Analyze the three product data sets provided to identify, describe, and support with mathematical evidence, meaningful quantitative and/or qualitative patterns, relationships, measures, and parameters within and between star ratings, reviews, and helpfulness ratings that will help Sunshine Company succeed in their three new online marketplace product offerings.
Use your analysis to address the following specific questions and requests from the Sunshine Company Marketing Director:
Note: Reference List and any appendices do not count toward the page limit and should appear after your completed solution. You should not make use of unauthorized images and materials whose use is restricted by copyright laws.

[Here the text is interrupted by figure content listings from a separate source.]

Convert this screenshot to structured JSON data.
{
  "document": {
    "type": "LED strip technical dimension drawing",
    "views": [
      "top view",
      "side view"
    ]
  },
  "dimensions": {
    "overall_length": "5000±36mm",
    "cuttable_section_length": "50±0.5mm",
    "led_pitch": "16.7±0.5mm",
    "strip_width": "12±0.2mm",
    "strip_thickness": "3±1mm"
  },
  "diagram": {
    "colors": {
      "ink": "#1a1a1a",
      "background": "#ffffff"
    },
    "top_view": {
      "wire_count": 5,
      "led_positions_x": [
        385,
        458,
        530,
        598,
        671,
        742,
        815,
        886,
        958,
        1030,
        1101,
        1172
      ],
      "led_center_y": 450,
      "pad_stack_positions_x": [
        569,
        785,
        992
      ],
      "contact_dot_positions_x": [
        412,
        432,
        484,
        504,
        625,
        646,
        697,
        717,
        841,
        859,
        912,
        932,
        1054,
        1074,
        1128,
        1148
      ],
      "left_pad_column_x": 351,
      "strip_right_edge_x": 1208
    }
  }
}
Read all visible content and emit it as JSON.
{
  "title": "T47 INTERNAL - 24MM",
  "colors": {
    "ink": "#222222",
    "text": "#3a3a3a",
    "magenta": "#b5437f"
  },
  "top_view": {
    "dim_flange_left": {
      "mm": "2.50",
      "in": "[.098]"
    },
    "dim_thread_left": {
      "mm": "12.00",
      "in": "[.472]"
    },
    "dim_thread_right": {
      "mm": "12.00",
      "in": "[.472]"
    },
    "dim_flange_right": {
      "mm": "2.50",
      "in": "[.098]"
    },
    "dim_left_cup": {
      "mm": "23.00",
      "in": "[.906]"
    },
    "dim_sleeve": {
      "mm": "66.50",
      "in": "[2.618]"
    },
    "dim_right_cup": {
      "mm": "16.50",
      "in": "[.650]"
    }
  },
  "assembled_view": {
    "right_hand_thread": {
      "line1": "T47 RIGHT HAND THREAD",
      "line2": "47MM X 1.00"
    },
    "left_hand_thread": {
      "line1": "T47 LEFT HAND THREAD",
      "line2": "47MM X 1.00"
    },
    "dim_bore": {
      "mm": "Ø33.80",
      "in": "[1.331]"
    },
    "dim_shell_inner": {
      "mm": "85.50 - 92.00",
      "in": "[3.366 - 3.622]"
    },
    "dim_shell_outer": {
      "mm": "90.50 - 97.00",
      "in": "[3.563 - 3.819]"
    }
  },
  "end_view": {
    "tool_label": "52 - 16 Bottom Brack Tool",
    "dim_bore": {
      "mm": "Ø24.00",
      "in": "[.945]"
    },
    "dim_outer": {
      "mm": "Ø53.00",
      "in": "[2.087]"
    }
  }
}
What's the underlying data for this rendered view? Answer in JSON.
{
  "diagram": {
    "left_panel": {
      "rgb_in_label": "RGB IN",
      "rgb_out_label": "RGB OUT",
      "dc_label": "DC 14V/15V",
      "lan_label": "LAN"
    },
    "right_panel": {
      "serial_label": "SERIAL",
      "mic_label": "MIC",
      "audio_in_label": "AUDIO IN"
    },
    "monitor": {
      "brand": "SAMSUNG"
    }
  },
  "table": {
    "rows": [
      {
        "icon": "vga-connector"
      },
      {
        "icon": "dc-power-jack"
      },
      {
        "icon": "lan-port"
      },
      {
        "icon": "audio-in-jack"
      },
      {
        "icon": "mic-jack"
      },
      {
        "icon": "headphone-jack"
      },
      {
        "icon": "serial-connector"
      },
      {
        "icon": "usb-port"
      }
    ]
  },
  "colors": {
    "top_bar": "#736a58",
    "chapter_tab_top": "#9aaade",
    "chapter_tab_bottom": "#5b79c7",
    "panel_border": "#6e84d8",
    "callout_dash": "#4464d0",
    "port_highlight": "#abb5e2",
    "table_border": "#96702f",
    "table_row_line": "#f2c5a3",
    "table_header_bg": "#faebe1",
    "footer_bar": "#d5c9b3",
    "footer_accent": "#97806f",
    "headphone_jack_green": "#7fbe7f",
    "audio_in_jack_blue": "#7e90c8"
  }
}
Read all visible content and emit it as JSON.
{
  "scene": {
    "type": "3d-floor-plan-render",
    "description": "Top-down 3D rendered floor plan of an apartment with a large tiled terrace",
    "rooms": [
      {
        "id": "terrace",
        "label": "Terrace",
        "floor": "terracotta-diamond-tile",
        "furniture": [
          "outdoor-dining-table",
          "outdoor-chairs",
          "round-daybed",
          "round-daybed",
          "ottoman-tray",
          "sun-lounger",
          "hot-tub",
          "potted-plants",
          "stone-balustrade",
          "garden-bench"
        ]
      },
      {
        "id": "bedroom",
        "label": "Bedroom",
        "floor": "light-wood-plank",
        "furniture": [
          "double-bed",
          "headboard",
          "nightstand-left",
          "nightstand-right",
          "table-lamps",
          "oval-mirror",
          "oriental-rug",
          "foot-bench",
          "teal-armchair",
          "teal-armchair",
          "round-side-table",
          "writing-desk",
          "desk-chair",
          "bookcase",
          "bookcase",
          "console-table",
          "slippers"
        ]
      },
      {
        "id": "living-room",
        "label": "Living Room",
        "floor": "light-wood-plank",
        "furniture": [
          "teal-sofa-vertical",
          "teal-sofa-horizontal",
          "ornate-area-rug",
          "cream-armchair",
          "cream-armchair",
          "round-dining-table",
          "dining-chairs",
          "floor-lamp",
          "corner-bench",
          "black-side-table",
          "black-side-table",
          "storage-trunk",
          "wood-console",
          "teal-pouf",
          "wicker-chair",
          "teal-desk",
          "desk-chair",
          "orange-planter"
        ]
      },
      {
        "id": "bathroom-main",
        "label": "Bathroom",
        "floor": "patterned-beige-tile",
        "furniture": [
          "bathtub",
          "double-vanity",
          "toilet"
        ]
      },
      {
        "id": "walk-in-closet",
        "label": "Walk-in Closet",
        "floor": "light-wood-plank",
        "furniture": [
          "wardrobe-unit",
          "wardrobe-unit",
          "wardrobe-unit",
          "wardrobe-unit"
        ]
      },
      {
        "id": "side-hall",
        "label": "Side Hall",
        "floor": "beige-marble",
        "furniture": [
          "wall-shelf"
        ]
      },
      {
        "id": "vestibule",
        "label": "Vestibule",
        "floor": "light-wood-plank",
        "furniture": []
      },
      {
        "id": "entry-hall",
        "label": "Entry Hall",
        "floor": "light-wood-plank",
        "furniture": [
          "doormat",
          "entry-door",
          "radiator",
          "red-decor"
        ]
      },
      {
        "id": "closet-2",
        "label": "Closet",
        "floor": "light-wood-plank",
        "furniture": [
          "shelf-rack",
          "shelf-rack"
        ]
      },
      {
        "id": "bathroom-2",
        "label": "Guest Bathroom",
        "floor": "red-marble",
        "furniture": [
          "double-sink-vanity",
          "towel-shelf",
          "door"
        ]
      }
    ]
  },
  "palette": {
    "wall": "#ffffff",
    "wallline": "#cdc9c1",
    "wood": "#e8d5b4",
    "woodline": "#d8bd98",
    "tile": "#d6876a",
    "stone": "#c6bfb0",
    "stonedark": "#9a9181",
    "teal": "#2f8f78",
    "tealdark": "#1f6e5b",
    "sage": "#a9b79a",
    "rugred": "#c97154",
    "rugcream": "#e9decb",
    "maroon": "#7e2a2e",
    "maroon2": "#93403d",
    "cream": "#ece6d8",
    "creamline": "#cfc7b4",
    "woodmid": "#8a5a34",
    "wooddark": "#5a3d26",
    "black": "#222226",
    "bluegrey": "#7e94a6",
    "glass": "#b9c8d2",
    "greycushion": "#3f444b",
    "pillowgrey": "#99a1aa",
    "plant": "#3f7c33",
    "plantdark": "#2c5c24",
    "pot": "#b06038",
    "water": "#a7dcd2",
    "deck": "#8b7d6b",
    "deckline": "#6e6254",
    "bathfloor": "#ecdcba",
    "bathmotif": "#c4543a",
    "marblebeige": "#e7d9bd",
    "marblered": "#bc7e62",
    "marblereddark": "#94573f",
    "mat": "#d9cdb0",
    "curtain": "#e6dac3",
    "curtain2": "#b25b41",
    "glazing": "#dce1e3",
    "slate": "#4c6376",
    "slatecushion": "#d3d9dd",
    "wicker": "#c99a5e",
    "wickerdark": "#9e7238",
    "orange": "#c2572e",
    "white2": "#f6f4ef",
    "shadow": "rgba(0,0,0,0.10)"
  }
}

Ensure you cite the sources for your ideas and the materials used in your report.
Helpfulness Rating: an indication of how valuable a particular product
review is when making a decision whether or not to purchase that product.
Pacifier: a rubber or plastic soothing device, often nipple shaped, given to a baby to suck or bite on.
Review: a written evaluation of a product.
Star Rating: a score given in a system that allows people to rate a product with a number of stars.
Attachments: The Problem Datasets
Attachments: The Problem Datasets
Problem_C_Data.zip
The three data sets provided contain product user ratings and reviews extracted from the Amazon Customer Reviews Dataset thru Amazon Simple Storage Service (Amazon S3). hair_dryer.tsv microwave.tsv pacifier.tsv
Each row represents data partitioned into the following columns.
● marketplace (string): 2 letter country code of the marketplace where the review was written.
● customer_id (string): Random identifier that can be used to aggregate reviews written by a single author.
● review_id (string): The unique ID of the review.
● product_id (string): The unique Product ID the review pertains to.
● product_parent (string): Random identifier that can be used to aggregate reviews for the same product.
● product_title (string): Title of the product.
● product_category (string): The major consumer category for the product.
● star_rating (int): The 1-5 star rating of the review.
● helpful_votes (int): Number of helpful votes.
● total_votes (int): Number of total votes the review received.
● vine (string): Customers are invited to become Amazon Vine Voices based on the trust that they have earned in the Amazon community for writing accurate and insightful reviews. Amazon provides Amazon Vine members with free copies of products that have been submitted to the program by vendors. Amazon doesn’t influence the opinions of Amazon Vine members, nor do they modify or edit reviews.
● verified_purchase (string): A “Y” indicates Amazon verified that the person writing the review purchased the product at Amazon and didn’t receive the product at a deep discount.
● review_headline (string): The title of the review.
● review_body (string): The review text.
● review_date (bigint): The date the review was written.